Continuing assuming my guesses are correct (this is a simple master to two slaves semi sync replication, no mysql cluster, no innodb cluster, no group replication), I cannot reproduce this using identical setup. This looks more like a support ticket then a bug report. Have you tried restarting the slave server?

kind regards
Bogdan
[11 Mar 2019 15:58] Shirish Keshava Murthy
Hello Bogdan,

All your assumptions are correct. We have a simple master with 2 slave semi-sync replication setup. We've also been able to reproduce this consistently and restarting the slave does not help.

Since we are able to reproduce this issue we're trying to understand the root cause and potential fixes for this. That is why we've filed it  as a bug and not a support ticket.

Can you please investigate our setup?
[14 Mar 2019 11:00] MySQL Verification Team
Hi,
Opening a support ticket with the bug report is always advicible :)

Now, I'v bin operating under some assumptions that you did confirm are correct but I was not able to reproduce this behavior.

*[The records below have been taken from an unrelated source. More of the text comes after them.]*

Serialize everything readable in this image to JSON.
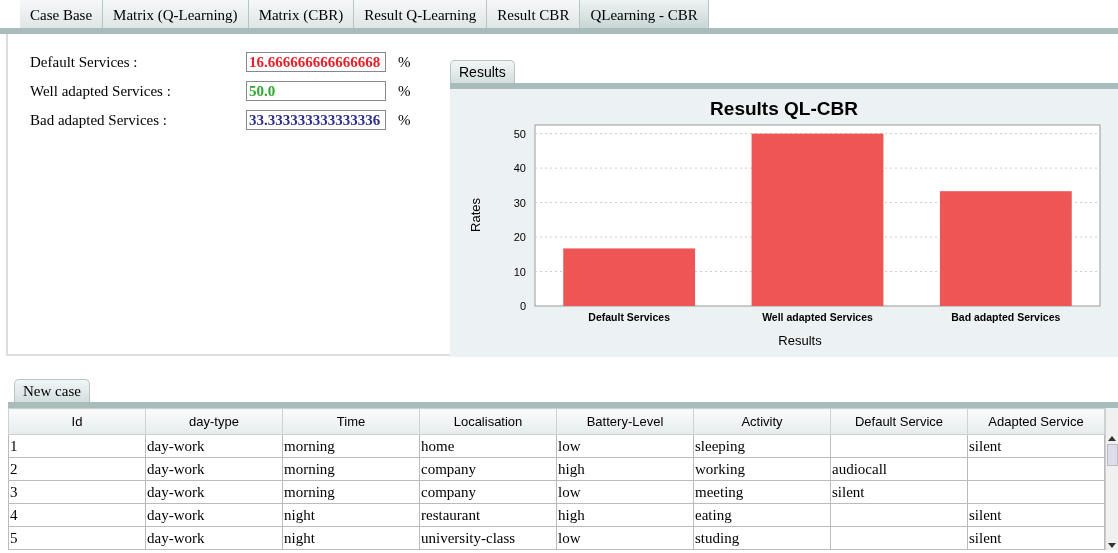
{
  "tabs": [
    {
      "label": "Case Base",
      "selected": false
    },
    {
      "label": "Matrix (Q-Learning)",
      "selected": false
    },
    {
      "label": "Matrix (CBR)",
      "selected": false
    },
    {
      "label": "Result Q-Learning",
      "selected": false
    },
    {
      "label": "Result CBR",
      "selected": false
    },
    {
      "label": "QLearning - CBR",
      "selected": true
    }
  ],
  "fields": [
    {
      "label": "Default Services  :",
      "value": "16.666666666666668",
      "color": "#e8202a",
      "unit": "%"
    },
    {
      "label": "Well adapted Services :",
      "value": "50.0",
      "color": "#2fa82f",
      "unit": "%"
    },
    {
      "label": "Bad adapted Services :",
      "value": "33.333333333333336",
      "color": "#2b2e8c",
      "unit": "%"
    }
  ],
  "results_panel": {
    "tab": "Results",
    "chart_data": {
      "type": "bar",
      "title": "Results QL-CBR",
      "xlabel": "Results",
      "ylabel": "Rates",
      "categories": [
        "Default Services",
        "Well adapted Services",
        "Bad adapted Services"
      ],
      "values": [
        16.7,
        50,
        33.3
      ],
      "grid": true,
      "ylim": [
        0,
        52.5
      ],
      "yticks": [
        0,
        10,
        20,
        30,
        40,
        50
      ]
    }
  },
  "case_panel": {
    "tab": "New case",
    "columns": [
      "Id",
      "day-type",
      "Time",
      "Localisation",
      "Battery-Level",
      "Activity",
      "Default Service",
      "Adapted Service"
    ],
    "rows": [
      [
        "1",
        "day-work",
        "morning",
        "home",
        "low",
        "sleeping",
        "",
        "silent"
      ],
      [
        "2",
        "day-work",
        "morning",
        "company",
        "high",
        "working",
        "audiocall",
        ""
      ],
      [
        "3",
        "day-work",
        "morning",
        "company",
        "low",
        "meeting",
        "silent",
        ""
      ],
      [
        "4",
        "day-work",
        "night",
        "restaurant",
        "high",
        "eating",
        "",
        "silent"
      ],
      [
        "5",
        "day-work",
        "night",
        "university-class",
        "low",
        "studing",
        "",
        "silent"
      ]
    ]
  }
}
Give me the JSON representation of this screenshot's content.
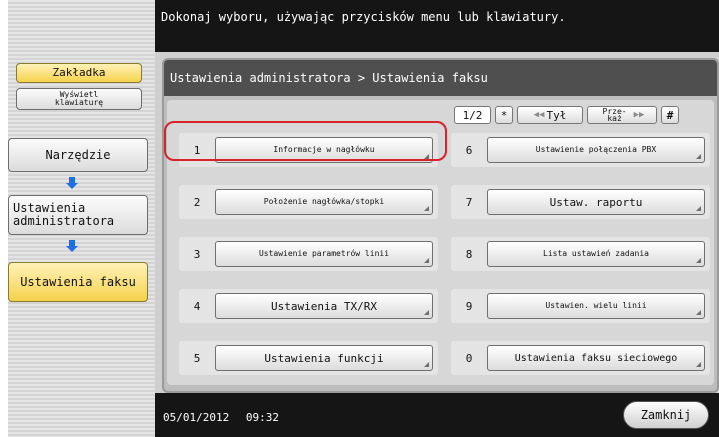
{
  "top_message": "Dokonaj wyboru, używając przycisków menu lub klawiatury.",
  "sidebar": {
    "tab_label": "Zakładka",
    "keyboard_label": "Wyświetl klawiaturę",
    "nav": [
      {
        "label": "Narzędzie"
      },
      {
        "label": "Ustawienia administratora"
      },
      {
        "label": "Ustawienia faksu"
      }
    ]
  },
  "panel": {
    "breadcrumb": "Ustawienia administratora  > Ustawienia faksu",
    "pager": {
      "page": "1/2",
      "star": "*",
      "back": "Tył",
      "next": "Prze- każ",
      "hash": "#"
    }
  },
  "options": [
    {
      "num": "1",
      "label": "Informacje w nagłówku"
    },
    {
      "num": "2",
      "label": "Położenie nagłówka/stopki"
    },
    {
      "num": "3",
      "label": "Ustawienie parametrów linii"
    },
    {
      "num": "4",
      "label": "Ustawienia TX/RX"
    },
    {
      "num": "5",
      "label": "Ustawienia funkcji"
    },
    {
      "num": "6",
      "label": "Ustawienie połączenia PBX"
    },
    {
      "num": "7",
      "label": "Ustaw. raportu"
    },
    {
      "num": "8",
      "label": "Lista ustawień zadania"
    },
    {
      "num": "9",
      "label": "Ustawien. wielu linii"
    },
    {
      "num": "0",
      "label": "Ustawienia faksu sieciowego"
    }
  ],
  "footer": {
    "date": "05/01/2012",
    "time": "09:32",
    "close_label": "Zamknij"
  },
  "colors": {
    "highlight": "#d8232a",
    "arrow": "#1f6fe0",
    "selected": "#f5d24c"
  }
}
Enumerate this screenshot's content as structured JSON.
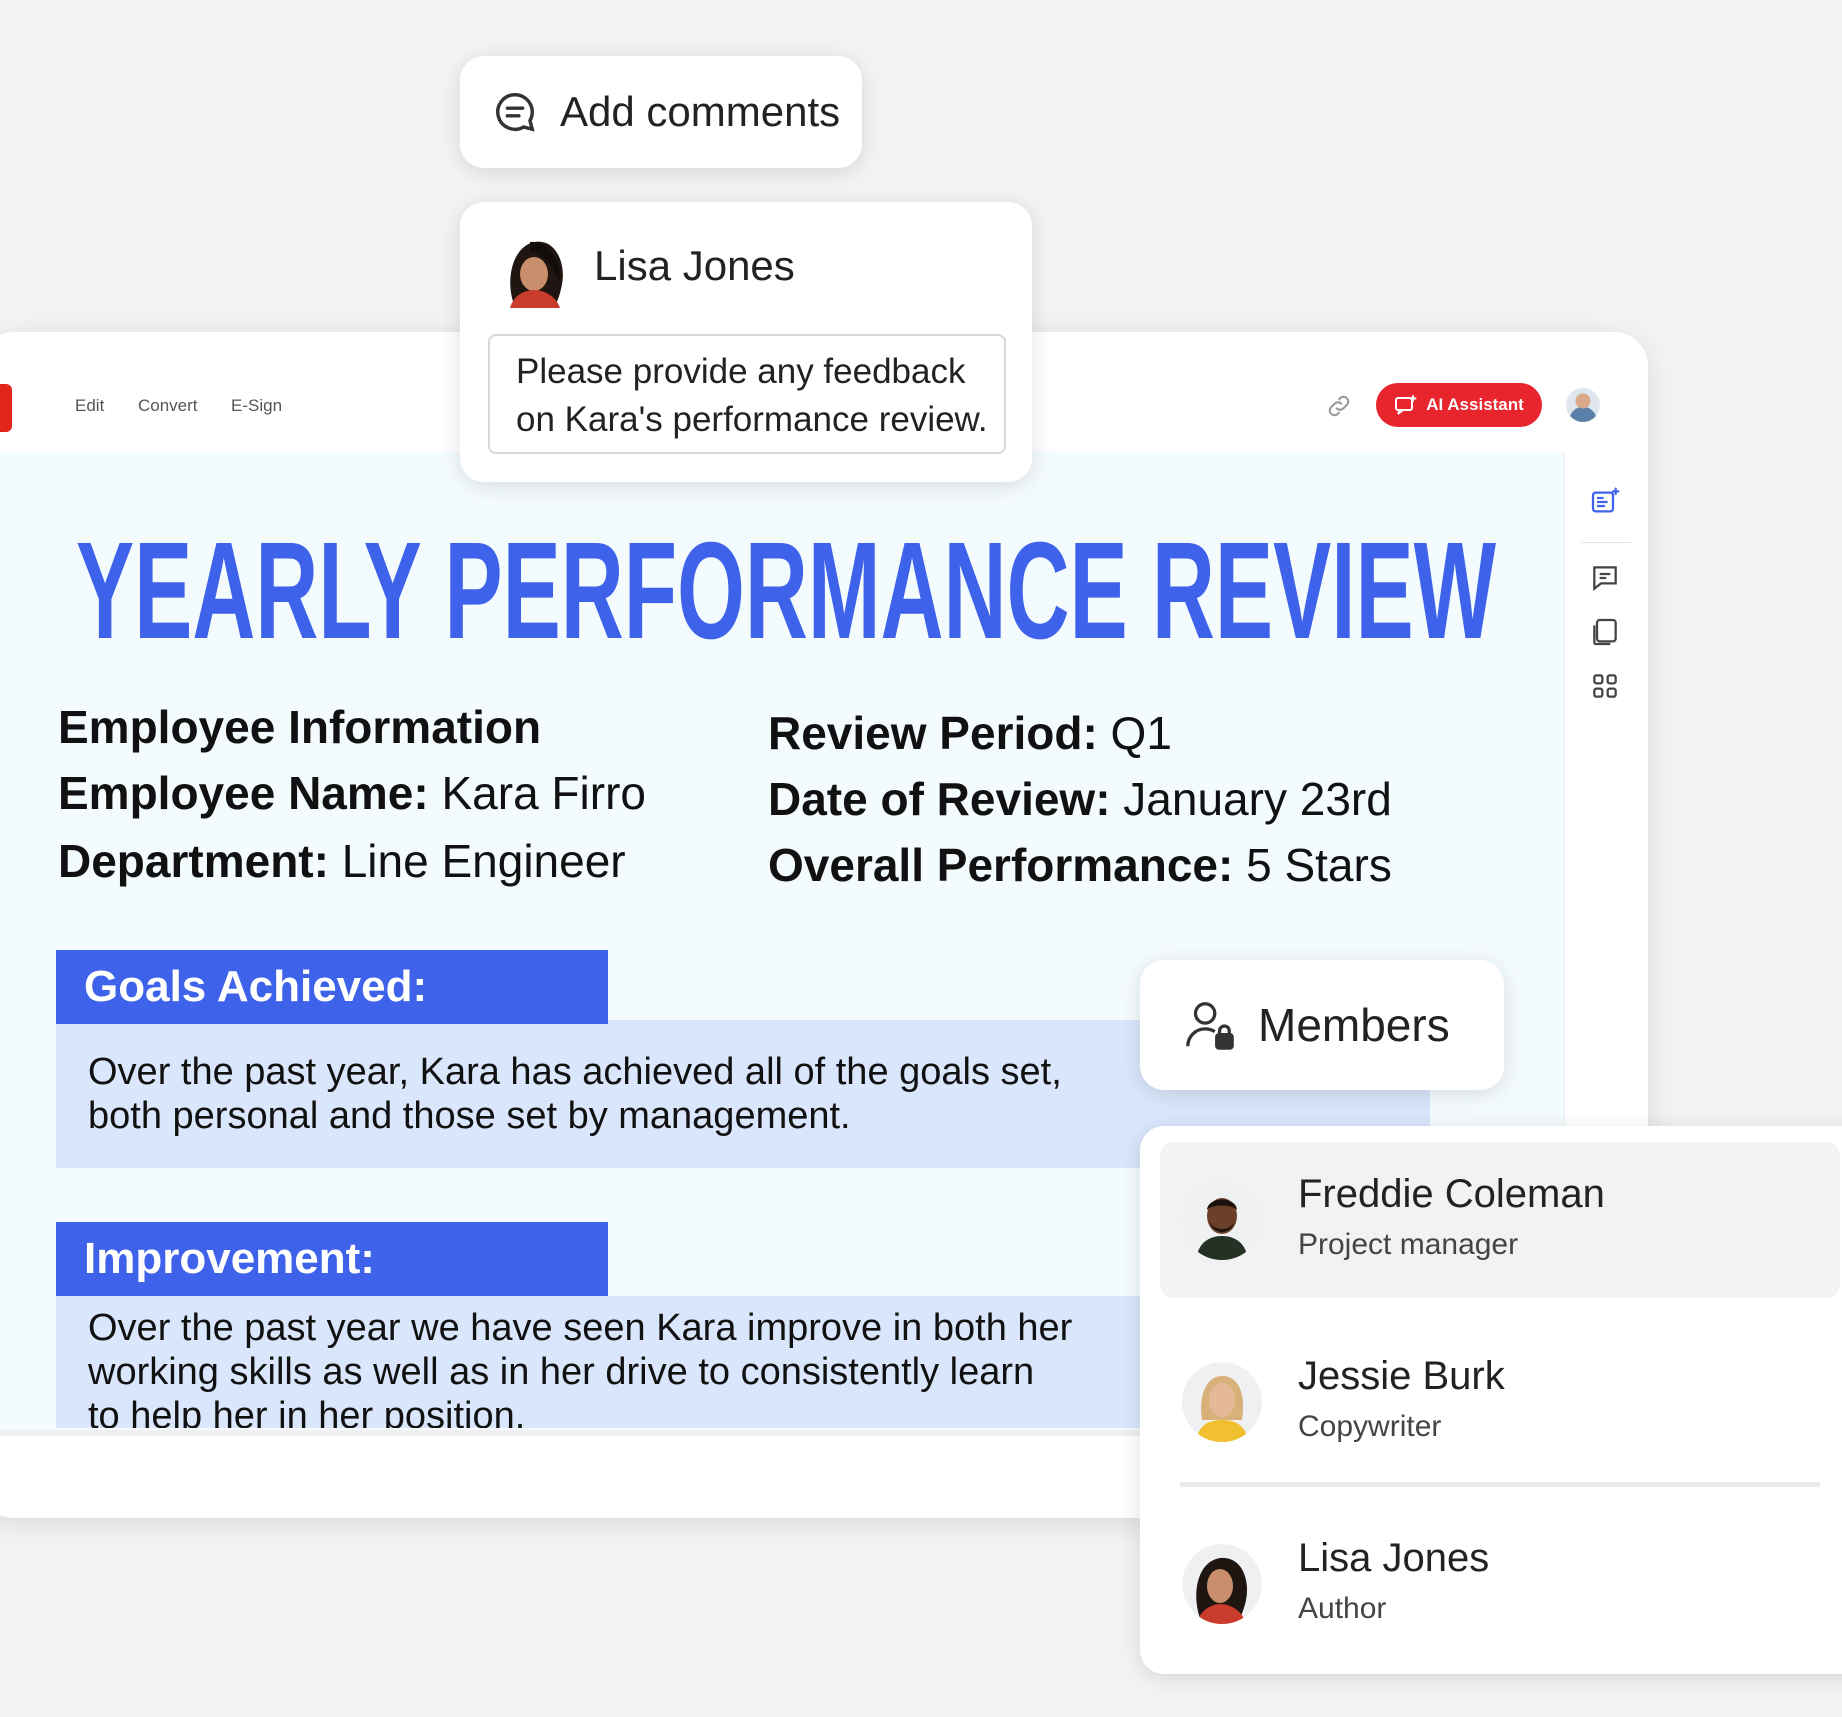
{
  "toolbar": {
    "menu": [
      "Edit",
      "Convert",
      "E-Sign"
    ],
    "ai_button_label": "AI Assistant",
    "accent_color": "#e8242d"
  },
  "comment_popup": {
    "add_comments_label": "Add comments",
    "author": "Lisa Jones",
    "text_line1": "Please provide any feedback",
    "text_line2": "on Kara's performance review."
  },
  "document": {
    "title": "YEARLY PERFORMANCE REVIEW",
    "title_color": "#3e63ea",
    "left_info": {
      "heading": "Employee Information",
      "name_label": "Employee Name:",
      "name_value": " Kara Firro",
      "department_label": "Department:",
      "department_value": " Line Engineer"
    },
    "right_info": {
      "period_label": "Review Period:",
      "period_value": " Q1",
      "date_label": "Date of Review:",
      "date_value": " January 23rd",
      "overall_label": "Overall Performance:",
      "overall_value": " 5 Stars"
    },
    "goals": {
      "header": "Goals Achieved:",
      "line1": "Over the past year, Kara has achieved all of the goals set,",
      "line2": "both personal and those set by management."
    },
    "improvement": {
      "header": "Improvement:",
      "line1": "Over the past year we have seen Kara improve in both her",
      "line2": "working skills as well as in her drive to consistently learn",
      "line3": "to help her in her position."
    }
  },
  "members": {
    "label": "Members",
    "list": [
      {
        "name": "Freddie Coleman",
        "role": "Project manager"
      },
      {
        "name": "Jessie Burk",
        "role": "Copywriter"
      },
      {
        "name": "Lisa Jones",
        "role": "Author"
      }
    ]
  }
}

Since you are able to reproduce this, are you reproducing this on latest 5.7.25 too? Is there a way you can provide us with a reproducible test case? Just running replication with your configuration "works".

Thanks
Bogdan
[14 Mar 2019 17:05] Shirish Keshava Murthy
We've been able to reproduce this with the following steps:
1. Its a Java application with 30 threads inserting into a simple table every 30 seconds.

2. On one of the slaves do stop slave io_thread
3. Do start slave io_thread

Then the slave will enter connecting phase with retries and is not able to receive any more data. The slave starts working fine immediately after the data loading stops on the master.